Oh no, I'm so sorry hun.

Binky free over the bridge little one xxx


----------



## niki87 (Nov 18, 2009)

Cookies has licked her little body, and three of her sisters are lying with their chins on her. :sad::sad:

Though one is sitting on her


----------



## frags (Feb 5, 2009)

Awww hun im so sorry.
Sometimes it just happens, dont worry im sure the rest will be fine x
Binky free little lady x


----------



## RockRomantic (Apr 29, 2009)

OOh Niki i am so so sorry  r.i.p little'un


----------



## niki87 (Nov 18, 2009)

I have been pondering names. I don't want to bury her without a name. One of my ratty girls is called Angel so wanted a variant of that. 

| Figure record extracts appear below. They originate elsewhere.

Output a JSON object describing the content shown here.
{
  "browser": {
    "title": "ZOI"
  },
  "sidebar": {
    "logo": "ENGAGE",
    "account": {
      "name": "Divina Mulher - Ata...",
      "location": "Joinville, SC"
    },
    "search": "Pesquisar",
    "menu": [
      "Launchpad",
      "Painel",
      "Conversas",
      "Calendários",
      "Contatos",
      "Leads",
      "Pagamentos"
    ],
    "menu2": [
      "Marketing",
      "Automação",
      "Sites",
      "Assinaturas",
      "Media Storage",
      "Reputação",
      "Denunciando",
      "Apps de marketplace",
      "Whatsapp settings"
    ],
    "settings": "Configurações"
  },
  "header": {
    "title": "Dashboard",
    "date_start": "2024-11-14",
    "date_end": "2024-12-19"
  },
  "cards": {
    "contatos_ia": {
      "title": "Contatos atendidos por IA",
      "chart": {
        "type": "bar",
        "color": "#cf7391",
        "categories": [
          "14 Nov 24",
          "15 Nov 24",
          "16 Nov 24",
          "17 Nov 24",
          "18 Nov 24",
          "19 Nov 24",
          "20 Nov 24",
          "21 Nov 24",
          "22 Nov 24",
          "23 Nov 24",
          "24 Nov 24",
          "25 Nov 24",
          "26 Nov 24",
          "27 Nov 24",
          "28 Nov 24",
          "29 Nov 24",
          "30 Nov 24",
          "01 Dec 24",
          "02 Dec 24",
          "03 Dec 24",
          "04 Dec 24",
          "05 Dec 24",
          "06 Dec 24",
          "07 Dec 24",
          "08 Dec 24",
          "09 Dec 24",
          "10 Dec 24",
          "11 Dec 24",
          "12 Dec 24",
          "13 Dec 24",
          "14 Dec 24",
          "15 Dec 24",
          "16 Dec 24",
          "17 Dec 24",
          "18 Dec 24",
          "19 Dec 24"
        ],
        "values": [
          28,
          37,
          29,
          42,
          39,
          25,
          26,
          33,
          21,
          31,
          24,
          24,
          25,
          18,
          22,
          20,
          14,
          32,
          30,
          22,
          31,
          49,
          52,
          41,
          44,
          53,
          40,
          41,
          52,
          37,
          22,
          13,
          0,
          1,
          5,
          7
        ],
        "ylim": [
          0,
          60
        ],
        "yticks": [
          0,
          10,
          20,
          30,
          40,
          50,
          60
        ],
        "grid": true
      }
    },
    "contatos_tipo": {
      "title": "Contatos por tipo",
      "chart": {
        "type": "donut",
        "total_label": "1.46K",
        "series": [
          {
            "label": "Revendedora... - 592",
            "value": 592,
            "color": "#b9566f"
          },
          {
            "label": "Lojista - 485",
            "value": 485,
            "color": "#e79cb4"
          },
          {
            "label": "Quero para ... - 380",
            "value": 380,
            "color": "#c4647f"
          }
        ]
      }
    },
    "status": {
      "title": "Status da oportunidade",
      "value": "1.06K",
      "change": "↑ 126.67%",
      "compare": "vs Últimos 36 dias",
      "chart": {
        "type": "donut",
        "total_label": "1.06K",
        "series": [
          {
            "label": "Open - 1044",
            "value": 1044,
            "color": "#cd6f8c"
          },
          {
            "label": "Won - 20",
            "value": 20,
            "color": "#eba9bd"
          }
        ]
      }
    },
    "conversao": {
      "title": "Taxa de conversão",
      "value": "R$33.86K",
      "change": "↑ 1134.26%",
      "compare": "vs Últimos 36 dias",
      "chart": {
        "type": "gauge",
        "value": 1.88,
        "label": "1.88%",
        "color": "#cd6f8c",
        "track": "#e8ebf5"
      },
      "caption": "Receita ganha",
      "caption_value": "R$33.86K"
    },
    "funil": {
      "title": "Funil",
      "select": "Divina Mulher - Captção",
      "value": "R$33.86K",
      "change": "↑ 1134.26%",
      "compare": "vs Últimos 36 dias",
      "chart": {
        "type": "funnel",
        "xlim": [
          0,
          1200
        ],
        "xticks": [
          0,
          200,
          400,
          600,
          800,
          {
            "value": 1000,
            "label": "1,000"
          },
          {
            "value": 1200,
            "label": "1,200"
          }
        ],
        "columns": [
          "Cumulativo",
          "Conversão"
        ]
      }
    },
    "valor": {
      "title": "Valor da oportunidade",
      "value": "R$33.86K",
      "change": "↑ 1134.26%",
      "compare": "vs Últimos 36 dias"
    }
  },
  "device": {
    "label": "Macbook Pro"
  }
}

But I am going to stick with Angel, because none seem to be as nice. She is now an angel looking down on her siblings so she is now my Angel.

RIP little Angel.


----------



## BeagleOesx (Oct 9, 2009)

Have just caught up with this thread - so sorry for your loss of little Angel.

Thinking of you.

RIP Angel xx


----------



## Lil Miss (Dec 11, 2010)

Angel is a beautiful name for her

sleep well mummies little Angel, enjoy your stay at the bridge


----------



## Sarah+Hammies (Jul 20, 2009)

I've only just seen this  I'm so sorry niki, Sleep tight little Angel. That is such a lovely name x


----------



## niki87 (Nov 18, 2009)

Thank you everyone for your kind words and thoughts. I still can't believe it, it's the shock as well as everything else. I know the others are more than likely to be OK...but it has made me incredibly paranoid about them. Need positive thoughts for thee rest. 

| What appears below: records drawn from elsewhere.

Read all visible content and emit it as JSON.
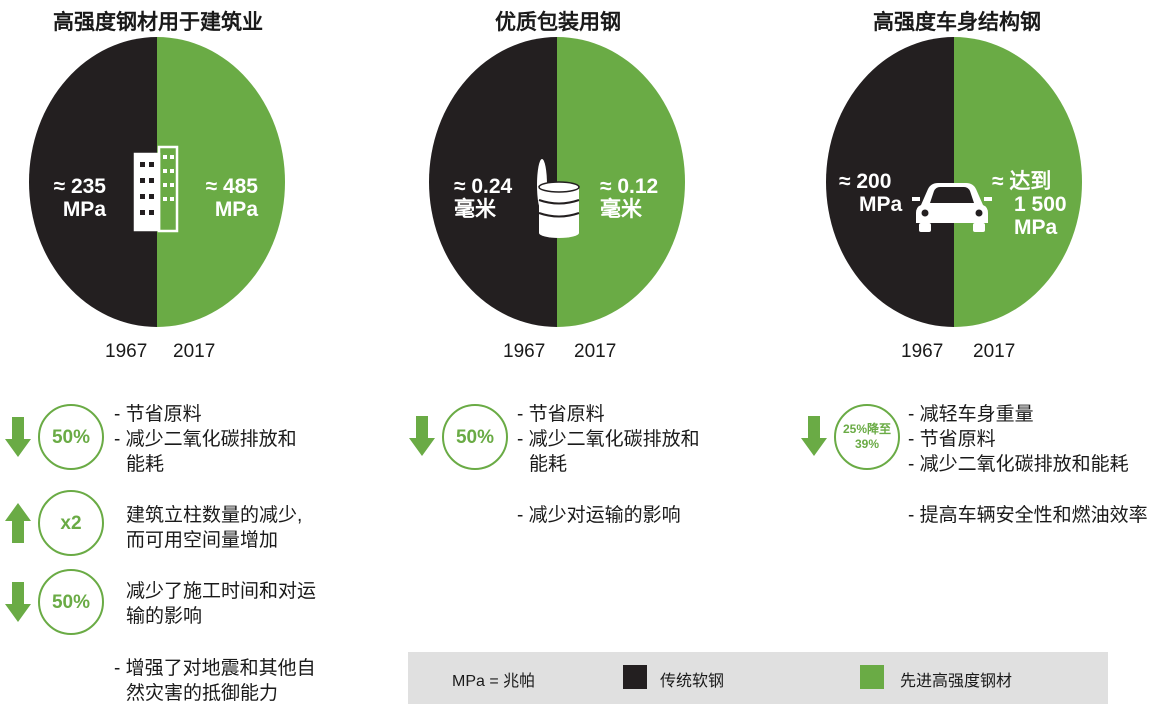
{
  "colors": {
    "traditional": "#231f20",
    "advanced": "#6aab45",
    "legend_bg": "#e0e0e0"
  },
  "chart_data": [
    {
      "type": "pie",
      "title": "高强度钢材用于建筑业",
      "categories": [
        "1967",
        "2017"
      ],
      "series": [
        {
          "values": [
            50,
            50
          ]
        }
      ],
      "labels": {
        "left_value": "≈ 235",
        "left_unit": "MPa",
        "right_value": "≈ 485",
        "right_unit": "MPa"
      },
      "icon": "building-icon"
    },
    {
      "type": "pie",
      "title": "优质包装用钢",
      "categories": [
        "1967",
        "2017"
      ],
      "series": [
        {
          "values": [
            50,
            50
          ]
        }
      ],
      "labels": {
        "left_value": "≈ 0.24",
        "left_unit": "毫米",
        "right_value": "≈ 0.12",
        "right_unit": "毫米"
      },
      "icon": "can-icon"
    },
    {
      "type": "pie",
      "title": "高强度车身结构钢",
      "categories": [
        "1967",
        "2017"
      ],
      "series": [
        {
          "values": [
            50,
            50
          ]
        }
      ],
      "labels": {
        "left_value": "≈ 200",
        "left_unit": "MPa",
        "right_value": "≈ 达到",
        "right_line2": "1 500",
        "right_unit": "MPa"
      },
      "icon": "car-icon"
    }
  ],
  "benefits": {
    "col1": {
      "badges": [
        "50%",
        "x2",
        "50%"
      ],
      "group1": [
        "- 节省原料",
        "- 减少二氧化碳排放和",
        "能耗"
      ],
      "group2": [
        "建筑立柱数量的减少,",
        "而可用空间量增加"
      ],
      "group3": [
        "减少了施工时间和对运",
        "输的影响"
      ],
      "group4": [
        "- 增强了对地震和其他自",
        "然灾害的抵御能力"
      ]
    },
    "col2": {
      "badge": "50%",
      "lines": [
        "- 节省原料",
        "- 减少二氧化碳排放和",
        "能耗",
        "- 减少对运输的影响"
      ]
    },
    "col3": {
      "badge_line1": "25%降至",
      "badge_line2": "39%",
      "lines": [
        "- 减轻车身重量",
        "- 节省原料",
        "- 减少二氧化碳排放和能耗",
        "- 提高车辆安全性和燃油效率"
      ]
    }
  },
  "legend": {
    "unit_note": "MPa = 兆帕",
    "traditional": "传统软钢",
    "advanced": "先进高强度钢材"
  }
}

On another morbid note...I better get around to naming the other 4 soon


----------



## Lollie1515 (Feb 9, 2010)

RIP little Angel x x 

Brings a tear to my eye as it was only 2 months ago i lost one of mine, all my thoughts go out to you hun.

Keep your chin up.

Binky free little girl xxxx


----------



## niki87 (Nov 18, 2009)

Lollie1515 said:


> RIP little Angel x x
> 
> Brings a tear to my eye as it was only 2 months ago i lost one of mine, all my thoughts go out to you hun.
> 
> ...


Thanks hun...and am sorry about your little one! xx


----------



## noushka05 (Mar 28, 2008)

aww no im so sorry Niki (((hugs)))

Sleep peacefully little Angel xxx


----------



## niki87 (Nov 18, 2009)

noushka05 said:


> aww no im so sorry Niki (((hugs)))
> 
> Sleep peacefully little Angel xxx


Thanks hun


----------



## ArabiCoffee (Sep 3, 2010)

Oh I'm so sorry Niki 
Rest in peace little one


----------



## niki87 (Nov 18, 2009)

ArabiCoffee said:


> Oh I'm so sorry Niki
> Rest in peace little one


Thanks hun. xxxx


----------